Li, Q.; Chen, H.; Zhang, P.; Cao, L.; Yu, B.; Wang, L.

Protein immunotherapies can elicit potent tumor rejection, but reversible target engagement, incomplete tumor retention, and systemic leakage often erode spatial control. Here, we develop covalently anchored tumor immunotherapeutic proteins (CATIPs), a modular platform that uses proximity-enabled covalent chemistry to immobilize immune cues on tumor-cell surfaces after intratumoral administration. CATIPs combine tumor-targeting nanobodies with payloads for T cell engagement, co-stimulation, and cytokine support. In human PBMC-reconstituted NSG mice, CATIPs completely eradicated treated EGFR-positive tumors, outperforming matched non-covalent proteins while limiting redistribution, systemic T cell activation, cytokine release, xGVHD-associated morbidity, and on-target, off tumor toxicity.
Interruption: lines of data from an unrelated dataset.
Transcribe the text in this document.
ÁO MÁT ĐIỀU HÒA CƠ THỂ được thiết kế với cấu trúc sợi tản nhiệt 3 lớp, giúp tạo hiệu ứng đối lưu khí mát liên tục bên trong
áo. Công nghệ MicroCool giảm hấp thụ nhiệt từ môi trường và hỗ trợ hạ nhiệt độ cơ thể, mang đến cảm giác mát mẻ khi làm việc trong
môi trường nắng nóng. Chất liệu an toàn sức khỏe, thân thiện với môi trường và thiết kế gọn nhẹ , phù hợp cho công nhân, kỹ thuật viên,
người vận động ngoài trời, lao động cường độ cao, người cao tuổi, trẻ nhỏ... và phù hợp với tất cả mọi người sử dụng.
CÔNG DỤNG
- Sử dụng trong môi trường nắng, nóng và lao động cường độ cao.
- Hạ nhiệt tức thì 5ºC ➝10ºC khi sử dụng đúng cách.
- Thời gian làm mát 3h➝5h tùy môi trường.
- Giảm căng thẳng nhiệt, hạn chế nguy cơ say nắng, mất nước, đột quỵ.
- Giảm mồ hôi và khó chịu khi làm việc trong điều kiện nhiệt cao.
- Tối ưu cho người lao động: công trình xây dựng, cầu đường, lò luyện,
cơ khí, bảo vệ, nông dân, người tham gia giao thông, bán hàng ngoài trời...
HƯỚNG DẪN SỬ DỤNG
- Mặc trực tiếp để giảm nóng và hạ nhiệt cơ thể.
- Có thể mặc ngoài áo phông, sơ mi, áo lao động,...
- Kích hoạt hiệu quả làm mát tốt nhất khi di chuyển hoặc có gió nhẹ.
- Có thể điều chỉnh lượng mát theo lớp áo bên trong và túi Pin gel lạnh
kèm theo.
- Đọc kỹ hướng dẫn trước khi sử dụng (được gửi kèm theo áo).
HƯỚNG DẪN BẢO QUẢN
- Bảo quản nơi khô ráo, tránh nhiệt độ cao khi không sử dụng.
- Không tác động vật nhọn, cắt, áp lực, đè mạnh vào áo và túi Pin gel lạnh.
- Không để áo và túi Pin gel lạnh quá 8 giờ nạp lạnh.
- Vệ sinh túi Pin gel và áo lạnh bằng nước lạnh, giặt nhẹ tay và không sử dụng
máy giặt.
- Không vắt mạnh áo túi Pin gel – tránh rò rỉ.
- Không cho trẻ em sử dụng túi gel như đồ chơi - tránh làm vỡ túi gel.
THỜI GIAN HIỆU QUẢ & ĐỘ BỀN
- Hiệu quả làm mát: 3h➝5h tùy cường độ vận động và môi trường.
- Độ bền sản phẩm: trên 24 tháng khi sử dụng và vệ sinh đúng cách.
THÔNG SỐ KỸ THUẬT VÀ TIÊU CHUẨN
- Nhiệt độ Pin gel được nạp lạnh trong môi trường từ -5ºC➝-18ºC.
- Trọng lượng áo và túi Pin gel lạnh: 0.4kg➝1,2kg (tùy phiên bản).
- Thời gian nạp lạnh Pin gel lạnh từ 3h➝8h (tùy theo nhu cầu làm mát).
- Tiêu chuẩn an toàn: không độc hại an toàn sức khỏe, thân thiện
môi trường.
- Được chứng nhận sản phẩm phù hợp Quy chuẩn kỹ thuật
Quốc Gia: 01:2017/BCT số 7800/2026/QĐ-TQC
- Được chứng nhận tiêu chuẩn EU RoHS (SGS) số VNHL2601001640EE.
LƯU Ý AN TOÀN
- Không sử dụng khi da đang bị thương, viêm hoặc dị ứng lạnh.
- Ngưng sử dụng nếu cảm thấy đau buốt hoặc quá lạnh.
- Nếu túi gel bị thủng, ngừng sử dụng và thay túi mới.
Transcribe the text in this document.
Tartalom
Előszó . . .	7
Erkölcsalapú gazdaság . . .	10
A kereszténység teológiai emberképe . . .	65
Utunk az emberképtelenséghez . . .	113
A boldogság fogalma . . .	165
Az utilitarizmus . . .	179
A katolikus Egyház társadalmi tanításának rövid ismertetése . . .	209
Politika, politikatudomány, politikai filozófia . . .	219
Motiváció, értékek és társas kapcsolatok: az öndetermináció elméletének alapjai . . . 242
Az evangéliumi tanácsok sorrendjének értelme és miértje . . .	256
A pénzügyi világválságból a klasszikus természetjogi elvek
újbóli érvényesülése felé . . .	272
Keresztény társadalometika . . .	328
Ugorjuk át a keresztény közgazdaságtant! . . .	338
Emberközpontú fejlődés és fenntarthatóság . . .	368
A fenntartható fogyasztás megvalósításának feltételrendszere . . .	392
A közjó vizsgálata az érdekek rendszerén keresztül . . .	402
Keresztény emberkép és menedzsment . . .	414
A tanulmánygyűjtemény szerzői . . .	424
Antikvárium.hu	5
In immunocompetent melanoma models, CATIPs remodeled the tumor microenvironment, expanded antigen-specific CD8+ T cells, induced antigen-restricted abscopal control, and generated durable protection against local and metastatic rechallenge. CATIP-engineered tumor cells further functioned as whole-cell vaccines. Thus, covalent tumor anchoring converts local protein delivery into tumor-surface immune programming, enabling systemic, tumor-specific, durable antitumor immunity while limiting systemic immunopathology.